Data Mining Historical Manuscripts and Culture Artifacts
Initiatives such as the Google Print Library Project and the Million Book Project have already archived more than fifteen million books in digital format, over 11% of all the books ever published, and within the next decade the majority of world's books will be online. While this digitized collection will be an invaluable resource for researchers to browse and search, we feel that the additional step of mining these manuscripts will reveal new insights, knowledge and historical context. Although most of the data will naturally be text, there will also be tens of millions of pages of images, many in color. In this dissertation, we introduce a simple color measure which both addresses and exploits typical features of historical manuscripts. To enable the efficient mining of massive archives, we propose a tight lower bound to the measure. Beyond the fast similarity search, we show how this lower bound allows us to build several higher-level data mining tools, including motif discovery and link analyses. We demonstrate our ideas in several data mining tasks on manuscripts dating back to the fifteenth century.

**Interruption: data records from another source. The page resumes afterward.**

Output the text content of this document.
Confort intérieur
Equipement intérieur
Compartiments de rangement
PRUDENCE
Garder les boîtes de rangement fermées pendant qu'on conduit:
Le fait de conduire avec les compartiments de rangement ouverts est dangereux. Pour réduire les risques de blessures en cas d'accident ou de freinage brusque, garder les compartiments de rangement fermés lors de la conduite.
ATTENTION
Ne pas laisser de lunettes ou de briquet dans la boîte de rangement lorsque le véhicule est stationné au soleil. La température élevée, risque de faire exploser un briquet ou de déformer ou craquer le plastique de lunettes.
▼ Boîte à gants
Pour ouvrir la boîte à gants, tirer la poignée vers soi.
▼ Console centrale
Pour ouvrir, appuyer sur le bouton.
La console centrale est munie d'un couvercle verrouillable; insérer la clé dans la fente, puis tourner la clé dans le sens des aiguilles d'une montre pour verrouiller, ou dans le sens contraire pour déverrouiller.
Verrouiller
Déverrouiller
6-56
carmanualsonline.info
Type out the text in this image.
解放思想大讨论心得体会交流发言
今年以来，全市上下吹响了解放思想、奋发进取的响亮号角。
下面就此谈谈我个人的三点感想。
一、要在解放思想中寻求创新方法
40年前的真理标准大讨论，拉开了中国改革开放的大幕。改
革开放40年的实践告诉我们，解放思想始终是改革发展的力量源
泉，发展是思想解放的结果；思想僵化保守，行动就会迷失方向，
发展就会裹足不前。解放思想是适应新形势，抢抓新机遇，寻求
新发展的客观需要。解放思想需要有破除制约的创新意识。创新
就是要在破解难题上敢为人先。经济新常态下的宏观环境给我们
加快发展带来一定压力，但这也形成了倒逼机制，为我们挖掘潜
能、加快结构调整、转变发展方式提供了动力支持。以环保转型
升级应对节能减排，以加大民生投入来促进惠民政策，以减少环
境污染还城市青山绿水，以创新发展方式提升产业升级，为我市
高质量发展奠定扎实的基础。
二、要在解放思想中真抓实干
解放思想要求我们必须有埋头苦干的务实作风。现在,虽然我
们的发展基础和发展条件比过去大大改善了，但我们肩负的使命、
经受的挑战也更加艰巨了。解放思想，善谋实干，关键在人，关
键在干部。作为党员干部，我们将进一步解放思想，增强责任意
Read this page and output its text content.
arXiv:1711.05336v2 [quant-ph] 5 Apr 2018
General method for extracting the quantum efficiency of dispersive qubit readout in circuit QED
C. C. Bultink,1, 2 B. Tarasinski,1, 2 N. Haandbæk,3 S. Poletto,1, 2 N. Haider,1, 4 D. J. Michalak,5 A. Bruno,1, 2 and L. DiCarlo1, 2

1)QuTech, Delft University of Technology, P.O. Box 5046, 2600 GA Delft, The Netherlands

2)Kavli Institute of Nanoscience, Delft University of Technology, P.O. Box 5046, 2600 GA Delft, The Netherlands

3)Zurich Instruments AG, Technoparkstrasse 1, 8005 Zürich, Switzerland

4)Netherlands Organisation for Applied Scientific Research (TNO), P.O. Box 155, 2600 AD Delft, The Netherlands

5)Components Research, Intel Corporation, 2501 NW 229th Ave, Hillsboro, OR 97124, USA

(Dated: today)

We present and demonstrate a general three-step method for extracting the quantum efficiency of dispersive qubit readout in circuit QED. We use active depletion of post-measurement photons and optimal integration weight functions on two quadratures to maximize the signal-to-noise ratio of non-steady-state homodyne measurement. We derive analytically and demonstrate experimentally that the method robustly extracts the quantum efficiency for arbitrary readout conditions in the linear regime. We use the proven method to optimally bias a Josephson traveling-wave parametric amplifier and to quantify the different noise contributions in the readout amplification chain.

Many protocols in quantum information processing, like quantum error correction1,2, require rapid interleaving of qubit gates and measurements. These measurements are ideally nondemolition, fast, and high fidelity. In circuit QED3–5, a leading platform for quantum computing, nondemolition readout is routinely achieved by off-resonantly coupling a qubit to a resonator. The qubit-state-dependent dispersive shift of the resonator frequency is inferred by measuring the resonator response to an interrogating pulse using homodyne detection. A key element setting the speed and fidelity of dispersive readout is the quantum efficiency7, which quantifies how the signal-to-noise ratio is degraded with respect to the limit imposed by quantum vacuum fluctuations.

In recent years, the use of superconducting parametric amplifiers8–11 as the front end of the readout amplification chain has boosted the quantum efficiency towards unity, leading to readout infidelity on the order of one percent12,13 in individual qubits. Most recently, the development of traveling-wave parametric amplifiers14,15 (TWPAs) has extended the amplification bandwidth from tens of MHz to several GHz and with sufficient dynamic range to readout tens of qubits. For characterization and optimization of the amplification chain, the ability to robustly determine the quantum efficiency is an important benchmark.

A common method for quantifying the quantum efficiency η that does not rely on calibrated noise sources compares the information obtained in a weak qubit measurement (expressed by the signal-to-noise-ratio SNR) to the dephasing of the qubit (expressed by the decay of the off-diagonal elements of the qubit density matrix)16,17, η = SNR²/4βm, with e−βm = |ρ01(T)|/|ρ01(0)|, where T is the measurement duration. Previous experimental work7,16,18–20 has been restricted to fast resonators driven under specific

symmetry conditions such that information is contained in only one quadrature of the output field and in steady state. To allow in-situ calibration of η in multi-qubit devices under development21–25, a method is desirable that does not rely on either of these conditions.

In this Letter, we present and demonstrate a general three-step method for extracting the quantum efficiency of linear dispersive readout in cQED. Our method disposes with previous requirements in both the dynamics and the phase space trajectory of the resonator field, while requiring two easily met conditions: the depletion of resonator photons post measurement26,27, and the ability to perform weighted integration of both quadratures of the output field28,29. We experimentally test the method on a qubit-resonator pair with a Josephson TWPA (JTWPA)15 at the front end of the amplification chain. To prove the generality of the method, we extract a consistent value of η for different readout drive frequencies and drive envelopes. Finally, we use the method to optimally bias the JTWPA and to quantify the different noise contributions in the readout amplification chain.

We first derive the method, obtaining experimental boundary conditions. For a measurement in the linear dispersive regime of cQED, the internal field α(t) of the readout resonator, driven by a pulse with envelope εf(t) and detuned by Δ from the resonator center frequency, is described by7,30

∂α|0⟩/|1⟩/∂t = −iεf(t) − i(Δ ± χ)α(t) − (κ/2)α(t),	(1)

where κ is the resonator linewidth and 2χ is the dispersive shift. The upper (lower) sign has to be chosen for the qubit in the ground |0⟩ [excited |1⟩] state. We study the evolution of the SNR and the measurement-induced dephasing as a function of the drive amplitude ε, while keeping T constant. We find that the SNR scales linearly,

Compared to the well preserved or already digitized historical manuscripts, there is another category of cultural heritage, rock art, which requires urgent action in order to be explored and archived for prosperity. Rock art is an archaeological term for human-made markings on stone, including carvings into stone surfaces (petroglyphs) and paintings on stone (pictographs). It is believed that there are millions of petroglyphs in North America alone, and the study of this valued cultural resource has implications even beyond anthropology and history. Surprisingly, although image processing, information retrieval and data mining have had large impacts on many human endeavors, they have had essentially zero impact on the study of rock art. In this dissertation, we consider, for the first time, the problem of data mining large collections of rock art. We propose a robust distance measure for unconstrained and complex shapes, a cheap-to-compute tight lower bound, and algorithms based on these two ideas which enable very fast query-by-content and make the otherwise intractable data mining tasks in large collections of rock art tenable.